ディープリンキングは、SAML から認証を行っている間に、Vault 内の特定ページに進むためのユーザ機能を定義します。

Vault は、IdP 起点および SP 起点 SAML フローからディープリンキングをサポートしています。ユーザが Vault にアクセスしたことがない、または IdP からのログインに成功したことがない場合、SP 起点フローが使用されます。ユーザが IdP からのログインに成功すると、Vault は IdP クッキーを設定し、以降のすべてのディープリンキングフローは IdP 起点フローから実行されます。IdP 起点フローは、カスタムアイデンティティプロバイダボタンを使う際にも使用されます。

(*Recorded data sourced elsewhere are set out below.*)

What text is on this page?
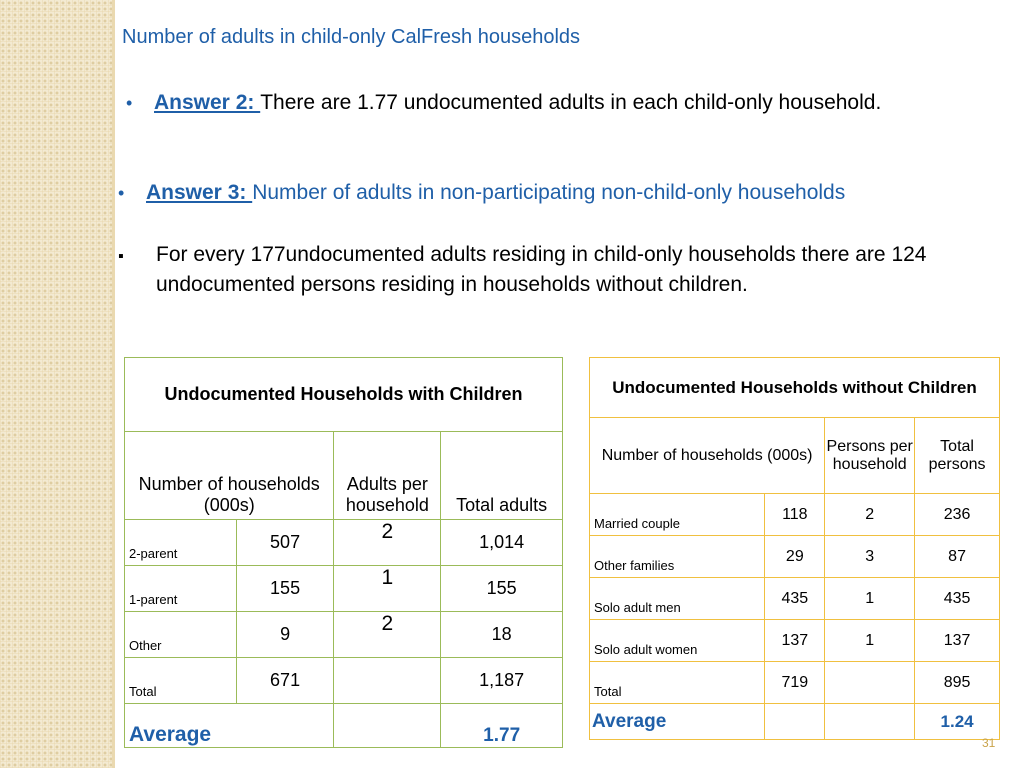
Number of adults in child-only CalFresh households
• Answer 2: There are 1.77 undocumented adults in each child-only household.
• Answer 3: Number of adults in non-participating non-child-only households
▪ For every 177undocumented adults residing in child-only households there are 124 undocumented persons residing in households without children.
Undocumented Households with Children			
Number of households (000s)		Adults per household	Total adults
2-parent	507	2	1,014
1-parent	155	1	155
Other	9	2	18
Total	671		1,187
Average			1.77
Undocumented Households without Children			
Number of households (000s)		Persons per household	Total persons
Married couple	118	2	236
Other families	29	3	87
Solo adult men	435	1	435
Solo adult women	137	1	137
Total	719		895
Average			1.24
31
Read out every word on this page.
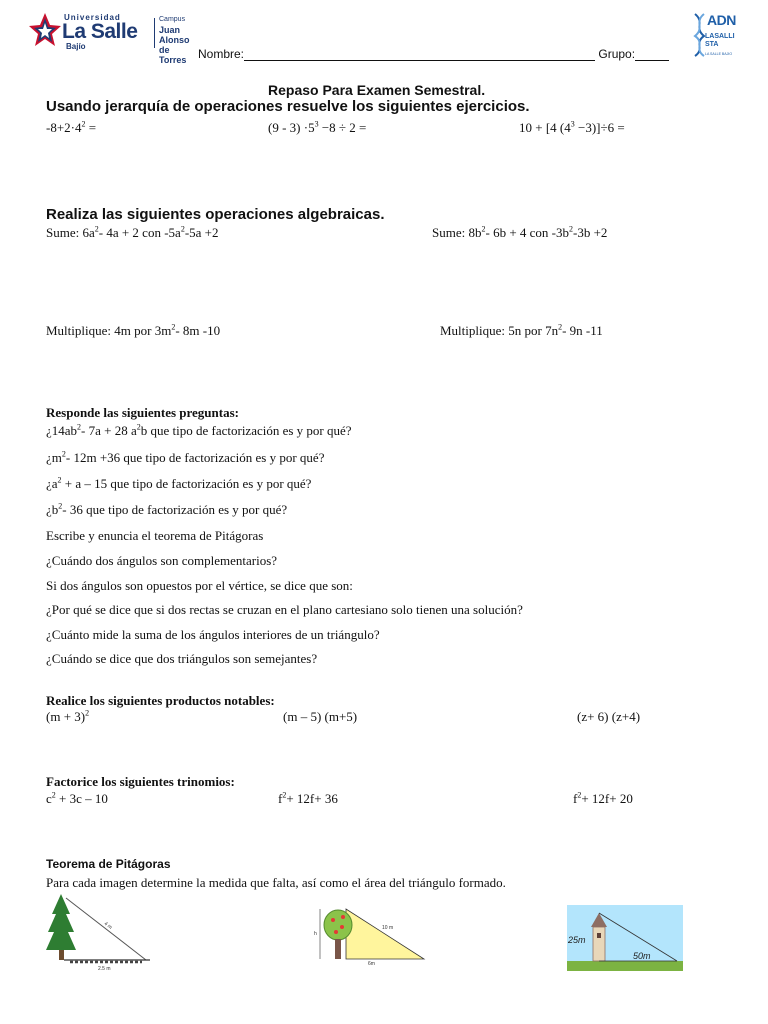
Universidad
La Salle
Bajío
Campus
Juan Alonso
de Torres
ADN
LASALLI
STA
LA SALLE BAJIO
Nombre:	Grupo:
Repaso Para Examen Semestral.
Usando jerarquía de operaciones resuelve los siguientes ejercicios.
$-8+2\cdot 4^2$ =	$(9 - 3) \cdot 5^3 -8 \div 2$ =	10 + [4 $(4^3 -3)]\div 6$ =
Realiza las siguientes operaciones algebraicas.
Sume: $6a^2-$ 4a + 2 con $-5a^2-5a +2$	Sume: $8b^2-$ 6b + 4 con $-3b^2-3b +2$
Multiplique: 4m por $3m^2-$ 8m -10	Multiplique: 5n por $7n^2-$ 9n -11
Responde las siguientes preguntas:
¿$14ab^2-$ 7a + 28 $a^2b$ que tipo de factorización es y por qué?
¿$m^2-$ 12m +36 que tipo de factorización es y por qué?
¿$a^2 + a - 15$ que tipo de factorización es y por qué?
¿$b^2-$ 36 que tipo de factorización es y por qué?
Escribe y enuncia el teorema de Pitágoras
¿Cuándo dos ángulos son complementarios?
Si dos ángulos son opuestos por el vértice, se dice que son:
¿Por qué se dice que si dos rectas se cruzan en el plano cartesiano solo tienen una solución?
¿Cuánto mide la suma de los ángulos interiores de un triángulo?
¿Cuándo se dice que dos triángulos son semejantes?
Realice los siguientes productos notables:
$(m + 3)^2$	(m – 5) (m+5)	(z+ 6) (z+4)
Factorice los siguientes trinomios:
$c^2 + 3c - 10$	$f^2+ 12f+ 36$	$f^2+ 12f+ 20$
Teorema de Pitágoras
Para cada imagen determine la medida que falta, así como el área del triángulo formado.
4 m
2.5 m
h
10 m
6m
25m
50m
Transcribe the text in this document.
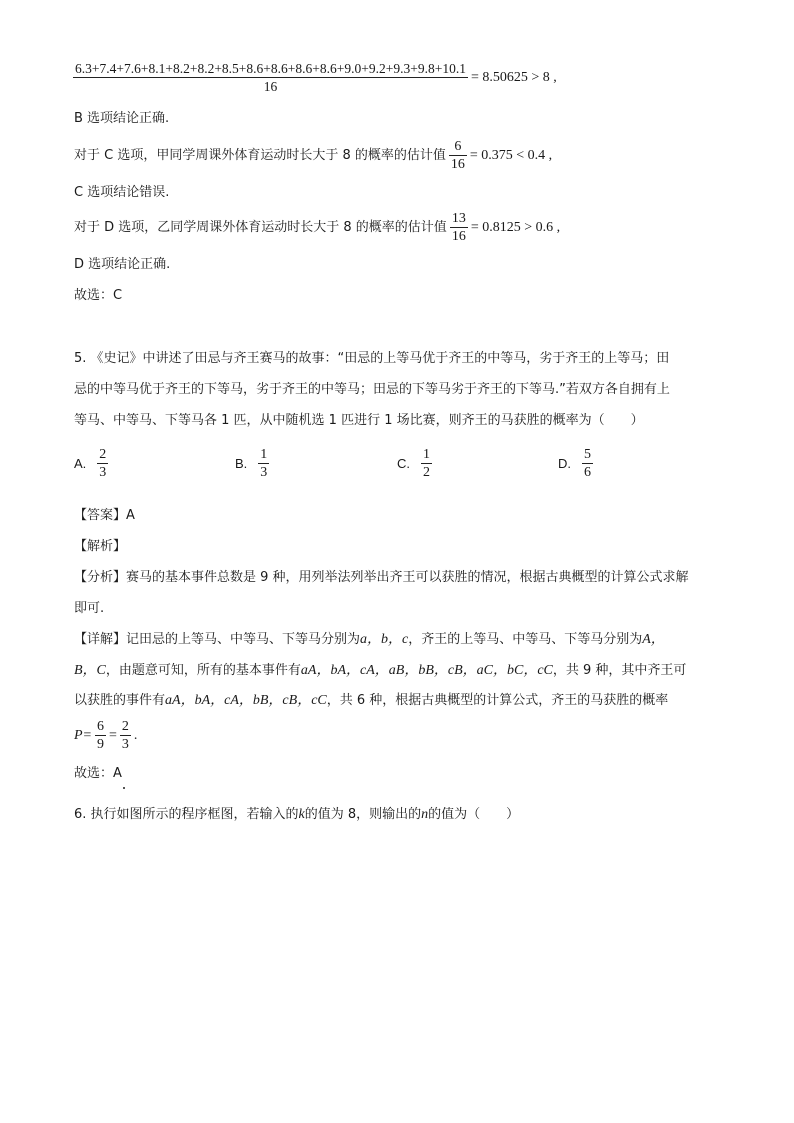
6.3+7.4+7.6+8.1+8.2+8.2+8.5+8.6+8.6+8.6+8.6+9.0+9.2+9.3+9.8+10.1
16
= 8.50625 > 8 ,
B 选项结论正确.
对于 C 选项，甲同学周课外体育运动时长大于 8 的概率的估计值 $\frac{6}{16} = 0.375 < 0.4$ ,
C 选项结论错误.
对于 D 选项，乙同学周课外体育运动时长大于 8 的概率的估计值 $\frac{13}{16} = 0.8125 > 0.6$ ,
D 选项结论正确.
故选：C
5. 《史记》中讲述了田忌与齐王赛马的故事：“田忌的上等马优于齐王的中等马，劣于齐王的上等马；田
忌的中等马优于齐王的下等马，劣于齐王的中等马；田忌的下等马劣于齐王的下等马.”若双方各自拥有上
等马、中等马、下等马各 1 匹，从中随机选 1 匹进行 1 场比赛，则齐王的马获胜的概率为（　　）
A. $\frac{2}{3}$	B. $\frac{1}{3}$	C. $\frac{1}{2}$	D. $\frac{5}{6}$
【答案】A
【解析】
【分析】赛马的基本事件总数是 9 种，用列举法列举出齐王可以获胜的情况，根据古典概型的计算公式求解
即可.
【详解】记田忌的上等马、中等马、下等马分别为a，b，c，齐王的上等马、中等马、下等马分别为A，
B，C，由题意可知，所有的基本事件有aA，bA，cA，aB，bB，cB，aC，bC，cC，共 9 种，其中齐王可
以获胜的事件有aA，bA，cA，bB，cB，cC，共 6 种，根据古典概型的计算公式，齐王的马获胜的概率
$P= \frac{6}{9} = \frac{2}{3}$ .
故选：A
6. 执行如图所示的程序框图，若输入的k的值为 8，则输出的n的值为（　　）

ディープリンキングの情報は通常、RelayState というクエリパラメータで実行されます。しかし、パラメータの名前およびエンコーディングに関する要件は、IdP によって異なります。例えば、Ping Identity は、RelayState ではなく、TargetResource というパラメータを要求します。Microsoft Active Directory Federation Services (ADFS) にも、RelayState 設定に関する独自の要件があります。